Open MPI User's Mailing List Archives

  |   Home   |   Support   |   FAQ   |   all Open MPI User's mailing list

Subject: [OMPI users] hangs of MPI_WIN_LOCK/UNLOCK (gfortran)
From: eatdirt (dirteat_at_[hidden])
Date: 2012-08-16 14:35:57


Hi there,
I have attached a little piece of code which summarizes a "bug?" that
annoys me ultimately. Issuing various calls to MPI_WIN_LOCK/UNLOCK seems
to hang some processes until a MPI_BARRIER is encountered!??

My experience with MPI is very modest, so I apologize in advance if I
misread the MPI-2 specs, but it looks that what I want to do is correct.

If you look to the file hangs.F90; the code starts with various call to
LOCK/UNLOCK and then goes on with, let's say, a big piece of work, in
between the comment " start action" and "action done". For the purpose
of this example, that's a do loop of 10s.

I don't want to put a barrier after the various calls to LOCK/UNLOCK
because I want it to run asynchronously. Also notice that I don't need
some mutex or so, all that calls can be done simultaneously and in any
order. My only pb is the following hangs:

Here the output when the code run on a SMP machine (8 cores) by
increasing the number of processus (the same occurs with distributed
memory).

mpirun -np 1 ./hangs
start action for rank= 0
(10 secondes later)
action done for rank= 0

<----works as I expect.

mpirun -np 2 ./hangs
start action for rank= 1
start action for rank= 0
(10 secs later)
action done for rank= 1
action done for rank= 0

<----so far so good; but with more processus the "bug?" appears:

mpirun -np 3 ./hangs
start action for rank= 1
start action for rank= 0
(10 secs later)
action done for rank= 0
action done for rank= 1
start action for rank= 2
(10 secs later)
action done for rank= 2

The processus 2 remained stuck on the MPI_UNLOCK statement until 0 and 1
reached the MPI_BARRIER instruction; which actually renders the
execution serial :)

I tested with up to 8 processes and the problem becomes even worse; a
random number of processes are stuck on the MPI_UNLOCK. However, this
does not occur at each execution. Sometime, rarely though, all the
processes get released as expected from the UNLOCK.

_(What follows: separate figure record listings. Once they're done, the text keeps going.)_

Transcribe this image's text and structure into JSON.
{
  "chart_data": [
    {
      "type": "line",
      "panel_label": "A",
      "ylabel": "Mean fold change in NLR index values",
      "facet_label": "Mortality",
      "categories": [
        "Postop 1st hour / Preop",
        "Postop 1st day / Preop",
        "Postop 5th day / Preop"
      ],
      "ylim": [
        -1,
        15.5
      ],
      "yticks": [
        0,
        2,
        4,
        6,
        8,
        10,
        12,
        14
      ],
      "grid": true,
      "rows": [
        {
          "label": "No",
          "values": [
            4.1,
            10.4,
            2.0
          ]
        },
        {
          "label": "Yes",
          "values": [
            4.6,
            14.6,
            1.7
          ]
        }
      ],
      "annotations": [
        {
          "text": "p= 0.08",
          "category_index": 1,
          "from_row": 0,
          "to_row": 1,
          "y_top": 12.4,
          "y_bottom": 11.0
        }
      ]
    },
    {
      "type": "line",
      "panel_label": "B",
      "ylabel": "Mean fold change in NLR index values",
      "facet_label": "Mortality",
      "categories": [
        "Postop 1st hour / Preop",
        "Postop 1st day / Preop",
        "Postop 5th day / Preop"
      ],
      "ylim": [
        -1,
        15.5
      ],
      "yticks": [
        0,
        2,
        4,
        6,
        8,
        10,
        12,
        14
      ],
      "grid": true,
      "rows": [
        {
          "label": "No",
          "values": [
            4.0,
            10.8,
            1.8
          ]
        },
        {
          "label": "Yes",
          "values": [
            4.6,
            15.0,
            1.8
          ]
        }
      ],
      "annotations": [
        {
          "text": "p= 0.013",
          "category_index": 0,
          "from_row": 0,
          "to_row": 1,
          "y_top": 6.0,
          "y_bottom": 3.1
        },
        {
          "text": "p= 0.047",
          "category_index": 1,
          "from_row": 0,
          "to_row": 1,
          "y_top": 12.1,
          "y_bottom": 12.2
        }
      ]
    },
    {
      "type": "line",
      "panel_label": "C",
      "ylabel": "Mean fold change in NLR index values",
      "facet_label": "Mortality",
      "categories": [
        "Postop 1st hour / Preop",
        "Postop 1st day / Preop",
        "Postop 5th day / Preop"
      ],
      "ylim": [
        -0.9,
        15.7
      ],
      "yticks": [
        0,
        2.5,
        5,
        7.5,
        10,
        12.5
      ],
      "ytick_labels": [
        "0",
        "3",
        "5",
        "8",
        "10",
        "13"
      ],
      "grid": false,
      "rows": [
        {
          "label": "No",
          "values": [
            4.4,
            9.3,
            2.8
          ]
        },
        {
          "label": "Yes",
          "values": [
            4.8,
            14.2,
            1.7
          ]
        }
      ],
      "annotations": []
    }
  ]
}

Additionally, if a MPI_BARRIER is issued just after the MPI_UNLOCK,
there is no problem any more; but I never read in the MPI-2 specs that
it should be the case, and this would completely kills the interest of
performing asynchronous operations.

gcc/gfortran is 4.6.3
(Open MPI) 1.4.5

Please let me know if this behaviour can be fixed and if you need
additional information!

Thanks in advance,
Cheers,
Chris.